Regex - how to factor in 'unless preceded by certain phrases'-CodePudding

I'm filtering a column by a regex expression that checks to see if certain phrases from a list exist in the text field:

phrase = ["email was deleted", "click on link", etc.]
df['text'].str.contains(r'\b(?:{})\b'.format('|'.join(sorted(phrase, key=len, reverse=True))), case=False, regex=True)

However, now I'd like to add a condition to exclude any results that are preceded by a list of phrases/words:

neg_phrases = ["did not", "not", "no"]

So I would expect a row with the phrase "Steve told Mary the email was deleted" anywhere in the text to be in the output, however if it was "Steve told Mary no email was deleted", then it shouldn't.

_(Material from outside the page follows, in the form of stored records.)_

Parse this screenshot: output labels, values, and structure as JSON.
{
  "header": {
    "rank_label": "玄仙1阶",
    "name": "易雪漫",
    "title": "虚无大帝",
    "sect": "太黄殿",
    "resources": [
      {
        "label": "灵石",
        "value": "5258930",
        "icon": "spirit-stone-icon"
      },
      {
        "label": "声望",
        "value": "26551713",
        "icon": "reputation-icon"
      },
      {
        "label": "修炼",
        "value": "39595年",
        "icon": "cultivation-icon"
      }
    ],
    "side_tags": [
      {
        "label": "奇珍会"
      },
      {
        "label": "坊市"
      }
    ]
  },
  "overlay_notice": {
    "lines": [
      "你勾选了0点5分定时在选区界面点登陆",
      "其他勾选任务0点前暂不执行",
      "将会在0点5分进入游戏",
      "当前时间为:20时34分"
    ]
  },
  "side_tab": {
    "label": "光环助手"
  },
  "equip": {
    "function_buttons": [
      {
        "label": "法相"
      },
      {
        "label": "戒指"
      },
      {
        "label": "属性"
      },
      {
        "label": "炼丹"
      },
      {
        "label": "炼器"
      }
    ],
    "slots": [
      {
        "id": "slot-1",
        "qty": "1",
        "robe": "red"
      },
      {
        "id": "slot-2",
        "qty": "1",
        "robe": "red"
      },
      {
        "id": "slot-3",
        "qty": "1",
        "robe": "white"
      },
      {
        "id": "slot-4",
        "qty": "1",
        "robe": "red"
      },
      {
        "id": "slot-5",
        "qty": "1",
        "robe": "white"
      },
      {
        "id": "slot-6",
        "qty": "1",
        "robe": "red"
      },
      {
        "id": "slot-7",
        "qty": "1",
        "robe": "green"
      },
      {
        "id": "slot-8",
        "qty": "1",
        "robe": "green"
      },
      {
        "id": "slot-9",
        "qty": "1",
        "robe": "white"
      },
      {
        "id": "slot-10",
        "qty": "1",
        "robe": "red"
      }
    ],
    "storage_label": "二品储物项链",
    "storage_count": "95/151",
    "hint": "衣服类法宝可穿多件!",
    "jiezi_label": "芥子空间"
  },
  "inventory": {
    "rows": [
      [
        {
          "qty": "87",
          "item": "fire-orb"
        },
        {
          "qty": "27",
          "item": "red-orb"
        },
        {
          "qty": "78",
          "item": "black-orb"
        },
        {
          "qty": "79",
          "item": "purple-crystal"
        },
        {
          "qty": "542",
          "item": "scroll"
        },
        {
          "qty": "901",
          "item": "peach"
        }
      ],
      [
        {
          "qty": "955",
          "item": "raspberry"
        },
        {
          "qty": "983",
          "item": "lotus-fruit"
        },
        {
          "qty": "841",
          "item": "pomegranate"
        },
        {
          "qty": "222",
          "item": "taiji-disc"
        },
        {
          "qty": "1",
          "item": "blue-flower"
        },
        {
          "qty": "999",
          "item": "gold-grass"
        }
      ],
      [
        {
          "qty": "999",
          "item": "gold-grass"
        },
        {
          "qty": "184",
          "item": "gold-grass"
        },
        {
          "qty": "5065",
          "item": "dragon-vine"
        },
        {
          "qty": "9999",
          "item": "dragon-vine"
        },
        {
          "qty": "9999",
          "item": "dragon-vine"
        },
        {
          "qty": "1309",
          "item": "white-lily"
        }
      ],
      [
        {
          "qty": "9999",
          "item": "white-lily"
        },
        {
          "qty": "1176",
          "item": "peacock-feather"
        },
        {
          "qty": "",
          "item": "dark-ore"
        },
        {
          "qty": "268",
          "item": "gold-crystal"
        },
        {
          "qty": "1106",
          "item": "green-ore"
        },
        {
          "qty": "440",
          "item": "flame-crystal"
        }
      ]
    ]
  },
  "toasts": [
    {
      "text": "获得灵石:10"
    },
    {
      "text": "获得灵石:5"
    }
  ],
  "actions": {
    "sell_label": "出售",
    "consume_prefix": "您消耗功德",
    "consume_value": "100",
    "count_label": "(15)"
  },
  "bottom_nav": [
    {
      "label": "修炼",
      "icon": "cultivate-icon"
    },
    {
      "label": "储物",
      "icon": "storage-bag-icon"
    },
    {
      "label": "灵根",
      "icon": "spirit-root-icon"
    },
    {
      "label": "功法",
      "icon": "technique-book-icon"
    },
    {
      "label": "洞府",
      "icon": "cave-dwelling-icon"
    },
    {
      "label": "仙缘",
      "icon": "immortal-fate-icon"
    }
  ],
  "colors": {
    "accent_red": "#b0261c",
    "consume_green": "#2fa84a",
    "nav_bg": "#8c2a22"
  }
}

Just having trouble with how to work in the negative lookbehind

CodePudding user response：

Considering there are no space issues in your strings (no double spaces and all spaces are regular \x20 spaces) you can use

pattern = r'\b(?<!{} )(?:{})\b'.format(' )(?<!'.join(neg_phrases),'|'.join(sorted(phrase, key=len, reverse=True)))

See the regex demo.

The \b(?<!did not )(?<!not )(?<!no )(?:email was deleted|click on link)\b pattern will only match email was deleted or click on link if not immediately preceded with did not, not or no followed with a space.

You may also replace a literal space with \s to match any whitespace:

pattern = r'\b(?<!{}\s)(?:{})\b'.format('\s)(?<!'.join(neg_phrases),'|'.join(sorted(phrase, key=len, reverse=True)))

In case your phrases can contain special chars, they need to be re.escaped, replace sorted(phrase, key=len, reverse=True) with sorted(map(re.escape, phrase), key=len, reverse=True) and replace word boundaries with adaptive dynamic word boundaries:

pattern = r'(?!\B\w)(?<!{}\s)(?:{})(?<!\w\B)'.format('\s)(?<!'.join(map(re.escape, neg_phrases)),'|'.join(sorted(map(re.escape, phrase), key=len, reverse=True)))